Reporting of FMEA are to identify the most significant failures in terms of their effects on the overall system, decide whether or not the existing safeguards and detection devices are adequate AND more detailed analysis on the ‘weak link’. There are no standard reporting format; typically covers  The unit/system, Failure mode, Consequence of failure, Symptoms, safeguards and Corrective action.


 


FMEA CRITICALITY ANALYSIS (FMEACA)

Criticality is defined in the same way as risk – that is, a combination of the severity of an effect and the probability or expected frequency. It is the simplest approach that requires a form of ranking or quantification in effect / consequence AND frequency.

Effects are normally ranked into one of the following categories; (1) loss of mission due to inability of equipment to perform,(2) economic loss due to lack of output or function, (3) damage to plant or third party property, (4) injury to operating personnel or the public, (5) death to operating personnel or the public and/or significant damage to the environment.

Quantification of frequency depends on the data available and may again be a simple ranking, such as one depending on failure probability during the operating time interval, for example; extremely unlikely, remote, Occasional, reasonably frequent AND frequent.
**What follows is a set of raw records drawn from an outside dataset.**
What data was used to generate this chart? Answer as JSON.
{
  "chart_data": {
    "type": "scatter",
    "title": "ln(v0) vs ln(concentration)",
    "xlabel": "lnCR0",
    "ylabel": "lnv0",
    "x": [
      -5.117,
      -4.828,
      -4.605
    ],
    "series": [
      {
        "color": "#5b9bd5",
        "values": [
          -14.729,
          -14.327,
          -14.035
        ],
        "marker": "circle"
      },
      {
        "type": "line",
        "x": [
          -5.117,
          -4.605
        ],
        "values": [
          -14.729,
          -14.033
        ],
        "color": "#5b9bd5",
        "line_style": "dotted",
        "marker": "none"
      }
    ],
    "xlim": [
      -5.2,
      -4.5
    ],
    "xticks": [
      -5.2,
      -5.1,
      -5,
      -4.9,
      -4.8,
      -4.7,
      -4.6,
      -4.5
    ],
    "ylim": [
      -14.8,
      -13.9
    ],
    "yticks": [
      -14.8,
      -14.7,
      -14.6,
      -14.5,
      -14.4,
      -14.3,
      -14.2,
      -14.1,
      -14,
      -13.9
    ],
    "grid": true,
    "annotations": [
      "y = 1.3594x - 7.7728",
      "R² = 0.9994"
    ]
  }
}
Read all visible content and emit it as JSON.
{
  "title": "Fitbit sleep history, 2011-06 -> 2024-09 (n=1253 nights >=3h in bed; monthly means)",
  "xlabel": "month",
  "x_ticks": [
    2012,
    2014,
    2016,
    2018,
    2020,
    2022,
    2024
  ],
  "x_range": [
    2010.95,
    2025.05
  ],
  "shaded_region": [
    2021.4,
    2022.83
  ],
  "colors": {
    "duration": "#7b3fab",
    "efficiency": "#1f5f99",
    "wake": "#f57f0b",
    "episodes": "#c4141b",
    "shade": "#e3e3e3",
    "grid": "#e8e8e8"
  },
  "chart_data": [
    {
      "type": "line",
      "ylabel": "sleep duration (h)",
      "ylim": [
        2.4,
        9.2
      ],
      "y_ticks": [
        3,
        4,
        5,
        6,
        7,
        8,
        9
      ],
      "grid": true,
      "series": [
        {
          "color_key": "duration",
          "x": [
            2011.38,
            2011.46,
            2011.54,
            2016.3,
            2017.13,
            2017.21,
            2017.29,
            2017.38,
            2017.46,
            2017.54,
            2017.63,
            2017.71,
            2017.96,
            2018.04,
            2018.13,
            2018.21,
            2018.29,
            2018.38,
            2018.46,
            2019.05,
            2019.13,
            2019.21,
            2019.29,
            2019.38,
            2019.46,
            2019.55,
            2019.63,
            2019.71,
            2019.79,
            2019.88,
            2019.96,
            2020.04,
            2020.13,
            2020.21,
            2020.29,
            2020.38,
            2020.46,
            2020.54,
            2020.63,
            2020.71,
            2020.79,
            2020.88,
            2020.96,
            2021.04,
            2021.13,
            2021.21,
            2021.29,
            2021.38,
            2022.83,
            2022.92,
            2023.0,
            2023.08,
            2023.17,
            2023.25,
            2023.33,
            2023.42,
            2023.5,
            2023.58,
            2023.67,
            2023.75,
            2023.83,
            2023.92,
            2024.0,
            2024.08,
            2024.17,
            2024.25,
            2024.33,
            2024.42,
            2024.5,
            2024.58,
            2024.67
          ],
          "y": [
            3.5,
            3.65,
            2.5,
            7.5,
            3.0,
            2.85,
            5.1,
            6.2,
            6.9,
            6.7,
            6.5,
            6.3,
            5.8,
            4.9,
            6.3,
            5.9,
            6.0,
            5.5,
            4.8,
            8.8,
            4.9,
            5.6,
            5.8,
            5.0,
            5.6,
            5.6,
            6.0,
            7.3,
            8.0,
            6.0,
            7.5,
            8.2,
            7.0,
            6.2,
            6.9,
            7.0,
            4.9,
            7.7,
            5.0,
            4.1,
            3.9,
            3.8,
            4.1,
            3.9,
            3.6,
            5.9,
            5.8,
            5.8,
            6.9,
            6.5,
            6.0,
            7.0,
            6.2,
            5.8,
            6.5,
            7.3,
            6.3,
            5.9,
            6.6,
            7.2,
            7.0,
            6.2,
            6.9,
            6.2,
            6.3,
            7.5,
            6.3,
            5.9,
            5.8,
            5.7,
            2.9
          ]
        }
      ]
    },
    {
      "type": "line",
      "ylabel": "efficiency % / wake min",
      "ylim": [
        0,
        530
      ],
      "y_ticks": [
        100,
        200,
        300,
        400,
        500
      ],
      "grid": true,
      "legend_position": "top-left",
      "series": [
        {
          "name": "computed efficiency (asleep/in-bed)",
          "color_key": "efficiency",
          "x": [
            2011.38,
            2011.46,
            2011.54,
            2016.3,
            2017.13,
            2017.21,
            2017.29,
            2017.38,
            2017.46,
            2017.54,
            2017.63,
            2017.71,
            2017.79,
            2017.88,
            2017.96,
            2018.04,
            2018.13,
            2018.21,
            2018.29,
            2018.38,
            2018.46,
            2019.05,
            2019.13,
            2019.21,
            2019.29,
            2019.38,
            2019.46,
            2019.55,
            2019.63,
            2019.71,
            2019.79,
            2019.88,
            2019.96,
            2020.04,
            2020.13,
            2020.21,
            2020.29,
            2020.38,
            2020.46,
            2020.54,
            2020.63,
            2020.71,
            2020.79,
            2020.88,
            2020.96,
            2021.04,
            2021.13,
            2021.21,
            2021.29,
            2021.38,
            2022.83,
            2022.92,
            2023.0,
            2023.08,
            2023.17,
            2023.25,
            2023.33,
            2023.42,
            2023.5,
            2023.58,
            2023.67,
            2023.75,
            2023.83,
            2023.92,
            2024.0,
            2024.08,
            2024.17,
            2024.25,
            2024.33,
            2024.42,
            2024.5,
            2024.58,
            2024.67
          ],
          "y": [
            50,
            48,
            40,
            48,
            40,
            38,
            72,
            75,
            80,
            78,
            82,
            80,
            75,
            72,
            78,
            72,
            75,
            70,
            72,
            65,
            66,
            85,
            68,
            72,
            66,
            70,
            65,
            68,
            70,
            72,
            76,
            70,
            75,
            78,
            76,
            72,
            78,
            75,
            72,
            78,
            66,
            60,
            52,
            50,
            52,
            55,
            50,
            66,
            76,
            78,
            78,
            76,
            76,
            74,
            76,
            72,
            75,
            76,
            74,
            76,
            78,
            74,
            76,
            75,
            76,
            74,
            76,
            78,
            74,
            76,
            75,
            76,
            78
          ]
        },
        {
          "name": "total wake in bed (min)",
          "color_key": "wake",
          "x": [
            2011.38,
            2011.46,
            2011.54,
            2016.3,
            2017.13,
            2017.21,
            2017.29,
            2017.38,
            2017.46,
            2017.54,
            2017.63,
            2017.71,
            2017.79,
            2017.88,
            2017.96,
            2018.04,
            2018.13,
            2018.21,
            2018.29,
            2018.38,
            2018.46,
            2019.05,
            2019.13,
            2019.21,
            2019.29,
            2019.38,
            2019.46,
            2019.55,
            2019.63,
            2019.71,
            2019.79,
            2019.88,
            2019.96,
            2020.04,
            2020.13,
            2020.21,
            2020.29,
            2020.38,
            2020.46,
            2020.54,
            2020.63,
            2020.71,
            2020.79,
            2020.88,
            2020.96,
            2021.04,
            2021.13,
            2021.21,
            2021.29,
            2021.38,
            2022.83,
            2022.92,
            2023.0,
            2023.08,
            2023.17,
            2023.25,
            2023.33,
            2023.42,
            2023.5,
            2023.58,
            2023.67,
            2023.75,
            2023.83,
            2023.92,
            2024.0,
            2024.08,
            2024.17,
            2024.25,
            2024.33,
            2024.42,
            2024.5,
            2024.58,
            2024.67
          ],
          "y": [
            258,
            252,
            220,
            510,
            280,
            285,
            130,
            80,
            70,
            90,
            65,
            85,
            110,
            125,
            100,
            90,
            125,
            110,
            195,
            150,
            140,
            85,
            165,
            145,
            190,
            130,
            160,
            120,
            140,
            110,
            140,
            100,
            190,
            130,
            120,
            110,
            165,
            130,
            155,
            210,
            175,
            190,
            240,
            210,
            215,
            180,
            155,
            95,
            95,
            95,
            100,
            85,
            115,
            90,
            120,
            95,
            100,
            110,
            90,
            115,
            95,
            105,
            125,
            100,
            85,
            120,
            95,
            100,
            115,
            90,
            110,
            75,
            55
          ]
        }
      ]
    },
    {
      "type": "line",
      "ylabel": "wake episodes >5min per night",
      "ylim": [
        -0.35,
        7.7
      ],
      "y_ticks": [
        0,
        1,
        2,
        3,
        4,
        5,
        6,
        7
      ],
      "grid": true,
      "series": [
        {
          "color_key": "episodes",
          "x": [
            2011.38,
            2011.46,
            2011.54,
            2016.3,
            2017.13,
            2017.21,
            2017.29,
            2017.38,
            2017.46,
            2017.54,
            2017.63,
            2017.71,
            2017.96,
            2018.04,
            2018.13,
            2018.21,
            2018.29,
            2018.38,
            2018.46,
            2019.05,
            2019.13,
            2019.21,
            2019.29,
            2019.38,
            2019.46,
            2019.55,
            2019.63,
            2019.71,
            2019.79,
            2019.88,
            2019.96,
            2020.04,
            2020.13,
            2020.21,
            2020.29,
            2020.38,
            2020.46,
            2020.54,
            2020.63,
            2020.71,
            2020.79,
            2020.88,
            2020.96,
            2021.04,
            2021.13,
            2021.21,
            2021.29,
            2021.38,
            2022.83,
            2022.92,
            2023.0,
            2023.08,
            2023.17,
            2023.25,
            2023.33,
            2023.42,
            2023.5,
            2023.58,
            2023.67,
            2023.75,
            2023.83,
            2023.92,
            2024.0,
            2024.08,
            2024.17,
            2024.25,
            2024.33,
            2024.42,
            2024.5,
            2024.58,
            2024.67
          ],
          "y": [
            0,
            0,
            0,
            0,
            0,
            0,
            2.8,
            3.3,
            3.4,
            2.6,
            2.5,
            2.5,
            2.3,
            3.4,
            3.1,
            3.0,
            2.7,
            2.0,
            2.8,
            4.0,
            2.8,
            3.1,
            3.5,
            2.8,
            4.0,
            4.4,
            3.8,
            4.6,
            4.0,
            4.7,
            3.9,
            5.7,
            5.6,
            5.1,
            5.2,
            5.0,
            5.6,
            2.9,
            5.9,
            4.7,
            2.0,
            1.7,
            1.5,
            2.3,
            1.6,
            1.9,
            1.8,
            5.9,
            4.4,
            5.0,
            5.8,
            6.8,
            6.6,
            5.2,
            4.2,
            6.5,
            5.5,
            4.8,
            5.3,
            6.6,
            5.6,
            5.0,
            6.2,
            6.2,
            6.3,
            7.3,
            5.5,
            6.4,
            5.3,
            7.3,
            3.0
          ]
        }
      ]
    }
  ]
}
Alternative ranking for effect (reverse order or severity), For Example; (1) catastrophic - may cause death or total system loss,(2) critical- may cause severe injury or damage,(3) major - may cause some injury or damage AND (4) minor - requires unscheduled maintenance.







Corrective Action And Follow-up are (1) reduce probability that the cause of failure will result in the failure mode,(2) reduce severity of failure by redesign or add protection redundancy AND (3) increase probability of detection.